幾次撥打電話,對面的電話一直顯示的是無法撥通。
江辭撥通了余浮的手機號。
“查宋風晚在哪。”聲色冷冽。
上一次電話聯系不上的時候,她獨自一個人去了郊外。
這次連白潼的電話都打不通,一點消息都沒有。
“好的。”余浮對于江辭的要求從來不會說半個不字。
余浮的電話剛剛掛斷,一個陌生的電話打了進來。
“喂。”電話一接通,一道無比蠱惑人心的媚聲從電話里面傳了出來。
今天早上蘇皖去江辭辦公室的聲音也不過如此。
“什么事?”江辭薄唇輕啟,冰冷開聲。
“也沒有什么事情,就是突然有點想你,不知道你有沒有空出來喝一杯。早上在你辦公室,你夫人在,有些話我們也不方便說,你回來后我們還沒有聊聊,以前的事情現在想起來我還真是后悔。”蘇皖不疾不徐,嘴角的笑容燦爛無比。
“再見。”江辭言簡意賅。
幾年前,他對這個女人就沒有什么好感。
果然幾年后,她的真面目真的不過如此。
“你太太可在我這里。
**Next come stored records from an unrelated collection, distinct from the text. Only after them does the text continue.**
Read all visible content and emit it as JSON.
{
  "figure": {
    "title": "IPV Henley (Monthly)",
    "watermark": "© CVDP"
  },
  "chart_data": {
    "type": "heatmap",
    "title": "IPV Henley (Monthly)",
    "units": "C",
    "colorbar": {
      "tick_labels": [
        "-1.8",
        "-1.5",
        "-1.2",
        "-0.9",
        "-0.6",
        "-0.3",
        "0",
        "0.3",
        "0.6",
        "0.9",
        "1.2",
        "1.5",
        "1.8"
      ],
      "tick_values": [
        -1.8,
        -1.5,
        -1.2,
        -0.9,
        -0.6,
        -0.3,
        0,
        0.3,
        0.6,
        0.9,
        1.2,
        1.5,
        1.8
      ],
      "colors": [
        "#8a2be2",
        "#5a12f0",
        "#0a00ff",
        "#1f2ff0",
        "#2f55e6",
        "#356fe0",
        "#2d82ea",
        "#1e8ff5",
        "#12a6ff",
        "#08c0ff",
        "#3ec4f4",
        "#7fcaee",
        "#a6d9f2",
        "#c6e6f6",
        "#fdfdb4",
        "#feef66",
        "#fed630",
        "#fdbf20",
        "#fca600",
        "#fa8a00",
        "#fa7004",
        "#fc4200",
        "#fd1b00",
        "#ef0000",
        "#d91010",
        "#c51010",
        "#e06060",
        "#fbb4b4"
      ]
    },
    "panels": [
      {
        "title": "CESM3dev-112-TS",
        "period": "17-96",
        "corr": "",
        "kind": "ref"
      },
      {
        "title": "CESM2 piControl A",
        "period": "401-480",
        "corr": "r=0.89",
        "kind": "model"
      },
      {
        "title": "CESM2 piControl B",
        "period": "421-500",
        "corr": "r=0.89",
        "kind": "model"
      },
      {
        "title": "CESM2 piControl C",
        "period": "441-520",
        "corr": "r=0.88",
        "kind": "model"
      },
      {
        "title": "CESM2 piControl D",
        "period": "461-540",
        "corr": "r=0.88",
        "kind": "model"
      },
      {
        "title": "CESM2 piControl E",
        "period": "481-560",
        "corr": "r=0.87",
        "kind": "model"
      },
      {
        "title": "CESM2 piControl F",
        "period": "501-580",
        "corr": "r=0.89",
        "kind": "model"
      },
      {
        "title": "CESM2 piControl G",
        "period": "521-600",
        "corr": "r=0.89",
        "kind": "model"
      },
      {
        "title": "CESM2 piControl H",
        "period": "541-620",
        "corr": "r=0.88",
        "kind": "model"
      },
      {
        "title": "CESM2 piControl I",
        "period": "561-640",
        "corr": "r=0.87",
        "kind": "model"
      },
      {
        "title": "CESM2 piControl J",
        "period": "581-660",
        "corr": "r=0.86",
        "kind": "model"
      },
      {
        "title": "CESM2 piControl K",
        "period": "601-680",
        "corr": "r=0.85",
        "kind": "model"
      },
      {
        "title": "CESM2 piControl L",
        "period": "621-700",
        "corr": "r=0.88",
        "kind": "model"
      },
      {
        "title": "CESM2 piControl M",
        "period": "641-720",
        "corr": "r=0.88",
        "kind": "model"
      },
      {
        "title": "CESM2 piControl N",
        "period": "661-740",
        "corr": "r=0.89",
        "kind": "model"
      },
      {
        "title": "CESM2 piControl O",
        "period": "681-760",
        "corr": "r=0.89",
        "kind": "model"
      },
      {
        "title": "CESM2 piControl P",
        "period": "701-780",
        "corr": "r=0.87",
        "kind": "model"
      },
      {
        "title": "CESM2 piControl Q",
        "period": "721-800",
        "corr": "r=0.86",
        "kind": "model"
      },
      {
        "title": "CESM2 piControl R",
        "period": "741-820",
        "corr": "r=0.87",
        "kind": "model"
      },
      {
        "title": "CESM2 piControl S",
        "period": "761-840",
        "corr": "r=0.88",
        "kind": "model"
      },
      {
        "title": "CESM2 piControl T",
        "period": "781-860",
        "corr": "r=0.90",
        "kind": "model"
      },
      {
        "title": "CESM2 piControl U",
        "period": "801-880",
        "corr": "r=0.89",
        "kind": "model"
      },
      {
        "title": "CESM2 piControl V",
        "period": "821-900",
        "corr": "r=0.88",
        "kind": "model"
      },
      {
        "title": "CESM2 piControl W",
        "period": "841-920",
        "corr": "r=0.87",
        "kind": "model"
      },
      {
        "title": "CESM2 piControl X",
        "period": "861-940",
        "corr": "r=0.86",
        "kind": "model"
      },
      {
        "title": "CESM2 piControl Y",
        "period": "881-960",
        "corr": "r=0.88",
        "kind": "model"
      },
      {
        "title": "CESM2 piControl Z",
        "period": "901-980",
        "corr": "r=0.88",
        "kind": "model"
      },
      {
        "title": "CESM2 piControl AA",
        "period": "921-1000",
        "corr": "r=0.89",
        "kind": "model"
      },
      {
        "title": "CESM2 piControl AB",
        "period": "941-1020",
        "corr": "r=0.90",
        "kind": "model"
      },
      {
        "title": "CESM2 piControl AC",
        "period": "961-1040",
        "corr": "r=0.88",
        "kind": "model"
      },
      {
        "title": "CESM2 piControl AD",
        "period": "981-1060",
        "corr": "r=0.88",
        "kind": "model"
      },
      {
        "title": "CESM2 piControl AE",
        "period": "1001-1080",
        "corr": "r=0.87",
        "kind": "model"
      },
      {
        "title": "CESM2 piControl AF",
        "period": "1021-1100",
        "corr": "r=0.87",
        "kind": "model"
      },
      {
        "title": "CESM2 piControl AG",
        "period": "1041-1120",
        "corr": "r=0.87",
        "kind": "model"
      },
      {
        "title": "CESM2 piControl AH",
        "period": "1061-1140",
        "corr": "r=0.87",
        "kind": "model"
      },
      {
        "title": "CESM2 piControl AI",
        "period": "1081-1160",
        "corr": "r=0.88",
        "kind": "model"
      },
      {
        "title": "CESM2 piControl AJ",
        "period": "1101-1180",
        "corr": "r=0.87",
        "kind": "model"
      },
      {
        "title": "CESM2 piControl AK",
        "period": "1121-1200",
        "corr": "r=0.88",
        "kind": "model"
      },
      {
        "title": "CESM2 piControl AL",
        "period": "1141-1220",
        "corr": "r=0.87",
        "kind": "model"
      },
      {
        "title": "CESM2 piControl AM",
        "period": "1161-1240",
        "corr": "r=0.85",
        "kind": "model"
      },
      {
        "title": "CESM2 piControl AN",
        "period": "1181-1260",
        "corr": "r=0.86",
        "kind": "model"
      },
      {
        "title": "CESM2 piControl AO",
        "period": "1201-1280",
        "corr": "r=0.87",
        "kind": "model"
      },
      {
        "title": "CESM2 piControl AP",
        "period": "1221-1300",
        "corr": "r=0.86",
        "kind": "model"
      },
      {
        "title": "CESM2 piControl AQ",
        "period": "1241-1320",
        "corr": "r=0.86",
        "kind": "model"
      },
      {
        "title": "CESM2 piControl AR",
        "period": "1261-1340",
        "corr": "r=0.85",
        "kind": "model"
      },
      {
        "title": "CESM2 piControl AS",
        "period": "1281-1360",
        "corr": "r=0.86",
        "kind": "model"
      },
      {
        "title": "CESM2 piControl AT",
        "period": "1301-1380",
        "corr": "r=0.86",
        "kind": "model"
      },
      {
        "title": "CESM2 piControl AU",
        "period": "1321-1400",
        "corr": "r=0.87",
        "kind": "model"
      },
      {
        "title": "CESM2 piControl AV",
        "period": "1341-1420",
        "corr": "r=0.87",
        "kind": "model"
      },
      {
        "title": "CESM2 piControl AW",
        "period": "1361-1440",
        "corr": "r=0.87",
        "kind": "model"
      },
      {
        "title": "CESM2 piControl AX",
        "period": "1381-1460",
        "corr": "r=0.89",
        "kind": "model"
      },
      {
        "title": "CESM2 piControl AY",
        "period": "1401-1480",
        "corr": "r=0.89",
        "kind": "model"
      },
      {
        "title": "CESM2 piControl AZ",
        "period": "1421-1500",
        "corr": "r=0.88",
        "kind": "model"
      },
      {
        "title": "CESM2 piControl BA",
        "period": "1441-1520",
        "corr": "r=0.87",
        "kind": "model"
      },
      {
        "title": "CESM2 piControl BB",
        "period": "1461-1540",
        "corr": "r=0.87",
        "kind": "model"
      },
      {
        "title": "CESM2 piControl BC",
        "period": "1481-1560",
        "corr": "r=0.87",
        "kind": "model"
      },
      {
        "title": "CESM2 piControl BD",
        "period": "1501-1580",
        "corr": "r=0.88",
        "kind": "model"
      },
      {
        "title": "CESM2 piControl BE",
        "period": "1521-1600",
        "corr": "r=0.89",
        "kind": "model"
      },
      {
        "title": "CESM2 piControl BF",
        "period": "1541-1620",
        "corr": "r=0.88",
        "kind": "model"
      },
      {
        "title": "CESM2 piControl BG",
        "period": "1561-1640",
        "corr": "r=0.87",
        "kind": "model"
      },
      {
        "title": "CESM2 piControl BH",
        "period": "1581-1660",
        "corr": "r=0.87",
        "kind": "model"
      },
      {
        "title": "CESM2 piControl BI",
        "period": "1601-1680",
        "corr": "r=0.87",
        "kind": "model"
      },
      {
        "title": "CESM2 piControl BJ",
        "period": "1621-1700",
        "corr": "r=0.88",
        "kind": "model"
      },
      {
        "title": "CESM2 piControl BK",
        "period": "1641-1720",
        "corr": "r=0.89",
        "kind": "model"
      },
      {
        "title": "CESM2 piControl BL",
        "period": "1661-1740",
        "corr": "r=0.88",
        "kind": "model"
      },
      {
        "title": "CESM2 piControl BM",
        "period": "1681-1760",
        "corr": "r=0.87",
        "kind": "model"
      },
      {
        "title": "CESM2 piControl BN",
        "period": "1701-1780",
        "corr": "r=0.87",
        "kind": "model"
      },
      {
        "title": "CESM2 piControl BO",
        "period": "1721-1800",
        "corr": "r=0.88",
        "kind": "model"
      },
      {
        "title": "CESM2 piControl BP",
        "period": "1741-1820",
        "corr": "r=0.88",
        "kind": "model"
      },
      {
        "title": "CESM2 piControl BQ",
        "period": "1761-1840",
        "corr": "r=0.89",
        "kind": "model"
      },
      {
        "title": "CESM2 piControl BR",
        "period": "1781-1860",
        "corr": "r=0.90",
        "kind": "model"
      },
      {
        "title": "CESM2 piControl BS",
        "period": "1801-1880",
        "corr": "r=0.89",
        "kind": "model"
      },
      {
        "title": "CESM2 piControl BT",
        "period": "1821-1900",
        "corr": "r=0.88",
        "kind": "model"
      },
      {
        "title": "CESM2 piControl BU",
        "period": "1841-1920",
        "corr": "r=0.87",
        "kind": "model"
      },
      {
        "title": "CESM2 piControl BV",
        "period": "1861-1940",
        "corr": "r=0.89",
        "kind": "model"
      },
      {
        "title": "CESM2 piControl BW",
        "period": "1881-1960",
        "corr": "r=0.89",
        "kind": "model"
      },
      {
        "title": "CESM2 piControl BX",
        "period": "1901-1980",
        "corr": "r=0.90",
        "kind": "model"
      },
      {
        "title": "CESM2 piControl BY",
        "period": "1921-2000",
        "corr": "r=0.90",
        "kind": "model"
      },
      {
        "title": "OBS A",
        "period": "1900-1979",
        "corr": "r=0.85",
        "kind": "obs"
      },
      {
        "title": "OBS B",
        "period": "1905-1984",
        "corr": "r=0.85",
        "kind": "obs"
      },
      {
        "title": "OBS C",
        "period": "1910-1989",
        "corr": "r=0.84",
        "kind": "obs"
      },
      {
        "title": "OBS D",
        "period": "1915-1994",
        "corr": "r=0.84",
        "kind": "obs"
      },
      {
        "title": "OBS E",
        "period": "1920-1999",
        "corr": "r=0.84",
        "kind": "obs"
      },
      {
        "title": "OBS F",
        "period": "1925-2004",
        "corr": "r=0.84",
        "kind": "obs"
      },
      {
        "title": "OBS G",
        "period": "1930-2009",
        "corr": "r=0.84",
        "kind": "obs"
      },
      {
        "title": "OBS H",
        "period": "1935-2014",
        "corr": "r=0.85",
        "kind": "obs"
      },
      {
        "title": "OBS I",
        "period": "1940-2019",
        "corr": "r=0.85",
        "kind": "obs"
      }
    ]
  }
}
”
就在江辭電話要掛斷的時候,蘇皖的聲音再次從聽筒里面傳了出來。
多了一些急促。
害怕江辭真的掛斷了電話。
“地址發我。”江辭眉峰緊簇。
“我開了一間酒吧,以你的能力你應該可以查的到,你查查看。”蘇皖故意停頓了一下:“對了,我這里的牛郎對你太太和她的那個什么朋友挺感興趣的,我等你哦。”
說完,聲色蘇麻入股的蘇皖干脆利索的掛斷了電話。
“蘇皖!”江辭高深莫測的眸子閃過一道冰冷詭譎。
他給余浮打完電話詢問地址之后,給顧臨風也打了電話。
不到二十分鐘的時間,一輛邁巴赫,一輛蘭博基尼踩點停在一家店名為【囂】的酒吧門口。
“什么情況?你確定他們兩個人在里面嘛?”顧臨風路上思來想去,覺得實在是匪夷所思。
白潼失戀的事情都已經過去了,兩個人怎么好好的來了酒吧。
還好巧不巧的來了蘇皖的酒吧,還真是巧合的要命。
“我應該回答她的。”
耳邊傳來一道聲音。
顧臨風朝著江辭的方向望去:“你說什么?”
江辭回頭看了一眼顧臨風,拍了拍他的胸脯,回道:“機會我給你了,心里面記著我一功。”
說完大步流星朝著酒吧內走去。
“記功?這個時候了,你想的是這個嘛?”顧臨風朝著江辭的背影喊道。
他沒有看到那雙漆黑的瞳孔眸底暗藏的慍怒。